A practice note, produced by the Society's mental health disability committee in consultation with organisations including Age UK, MIND and the Office of the Public Guardian, says solicitors 'have a responsibility to be aware of financial abuse' and to understand their role in 'both preventing it and taking action to protect clients'.
Failings here would risk breaching sections of the Solicitors Regulation Authority code covering client care, confidentiality and disclosure, and relations with third parties.

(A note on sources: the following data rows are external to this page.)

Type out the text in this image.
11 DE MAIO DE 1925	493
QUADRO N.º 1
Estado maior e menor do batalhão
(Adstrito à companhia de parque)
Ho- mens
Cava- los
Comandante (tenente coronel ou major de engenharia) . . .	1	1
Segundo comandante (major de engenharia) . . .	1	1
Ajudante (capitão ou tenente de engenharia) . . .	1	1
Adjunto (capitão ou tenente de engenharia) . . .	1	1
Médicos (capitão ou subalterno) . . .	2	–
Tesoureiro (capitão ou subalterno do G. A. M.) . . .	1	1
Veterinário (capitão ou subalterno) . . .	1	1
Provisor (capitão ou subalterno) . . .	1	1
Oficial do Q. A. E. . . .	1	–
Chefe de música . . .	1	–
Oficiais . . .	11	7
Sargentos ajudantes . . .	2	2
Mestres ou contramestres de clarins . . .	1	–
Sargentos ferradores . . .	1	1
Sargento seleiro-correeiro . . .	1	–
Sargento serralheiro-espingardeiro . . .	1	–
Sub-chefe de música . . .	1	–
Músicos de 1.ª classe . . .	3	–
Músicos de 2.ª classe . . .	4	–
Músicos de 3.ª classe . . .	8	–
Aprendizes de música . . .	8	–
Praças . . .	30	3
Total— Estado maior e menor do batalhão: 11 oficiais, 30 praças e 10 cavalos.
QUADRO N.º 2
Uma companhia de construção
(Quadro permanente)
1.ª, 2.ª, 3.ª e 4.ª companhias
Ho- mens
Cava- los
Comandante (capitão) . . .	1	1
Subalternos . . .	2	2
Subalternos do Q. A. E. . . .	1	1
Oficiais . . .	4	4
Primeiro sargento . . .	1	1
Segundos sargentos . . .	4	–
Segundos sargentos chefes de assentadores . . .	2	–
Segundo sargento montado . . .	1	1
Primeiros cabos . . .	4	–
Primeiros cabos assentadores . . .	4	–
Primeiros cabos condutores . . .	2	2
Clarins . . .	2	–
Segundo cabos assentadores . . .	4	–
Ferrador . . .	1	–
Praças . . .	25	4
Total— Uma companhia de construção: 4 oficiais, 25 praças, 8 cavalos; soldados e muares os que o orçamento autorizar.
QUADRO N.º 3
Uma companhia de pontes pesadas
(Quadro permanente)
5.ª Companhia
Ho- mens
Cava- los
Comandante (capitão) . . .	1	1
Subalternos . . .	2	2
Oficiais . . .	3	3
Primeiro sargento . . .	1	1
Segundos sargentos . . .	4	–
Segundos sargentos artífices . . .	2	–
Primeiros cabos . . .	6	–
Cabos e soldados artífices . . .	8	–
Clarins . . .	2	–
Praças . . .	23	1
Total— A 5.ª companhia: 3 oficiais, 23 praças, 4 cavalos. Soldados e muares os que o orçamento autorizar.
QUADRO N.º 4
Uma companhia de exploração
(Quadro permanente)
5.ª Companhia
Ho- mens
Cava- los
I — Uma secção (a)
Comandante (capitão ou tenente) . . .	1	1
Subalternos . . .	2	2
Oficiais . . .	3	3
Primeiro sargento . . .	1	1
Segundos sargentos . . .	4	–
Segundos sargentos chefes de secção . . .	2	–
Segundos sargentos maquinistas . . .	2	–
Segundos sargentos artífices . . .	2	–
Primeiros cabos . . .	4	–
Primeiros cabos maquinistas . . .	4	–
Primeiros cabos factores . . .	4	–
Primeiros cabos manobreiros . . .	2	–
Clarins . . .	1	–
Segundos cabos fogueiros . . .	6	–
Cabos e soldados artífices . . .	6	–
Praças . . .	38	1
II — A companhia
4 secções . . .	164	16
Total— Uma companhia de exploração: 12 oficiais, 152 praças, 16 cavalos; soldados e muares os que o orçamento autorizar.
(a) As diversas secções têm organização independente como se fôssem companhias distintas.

The government defines financial abuse as: 'Financial or material abuse, including theft, fraud, exploitation, pressure in connection with wills, property or inheritance or financial transactions, or the misuse or misappropriation of property, possessions or benefits.'
The practice note sets out responsibilities that go beyond standard capacity testing for clients, to include observations on 'how any relative or friend who has accompanied the client behaves towards the client'.
Other indicators include not only changes in signatures on cheques and documents, and 'abrupt' changes in wills, but also 'lack of amenities such as TV, personal grooming items' and 'the sudden appearance of previously uninvolved relatives'.
Groups at risk of financial abuse were also more vulnerable to mis-selling of financial products. 'Abuse or neglect by another legal professional' was among the risks identified.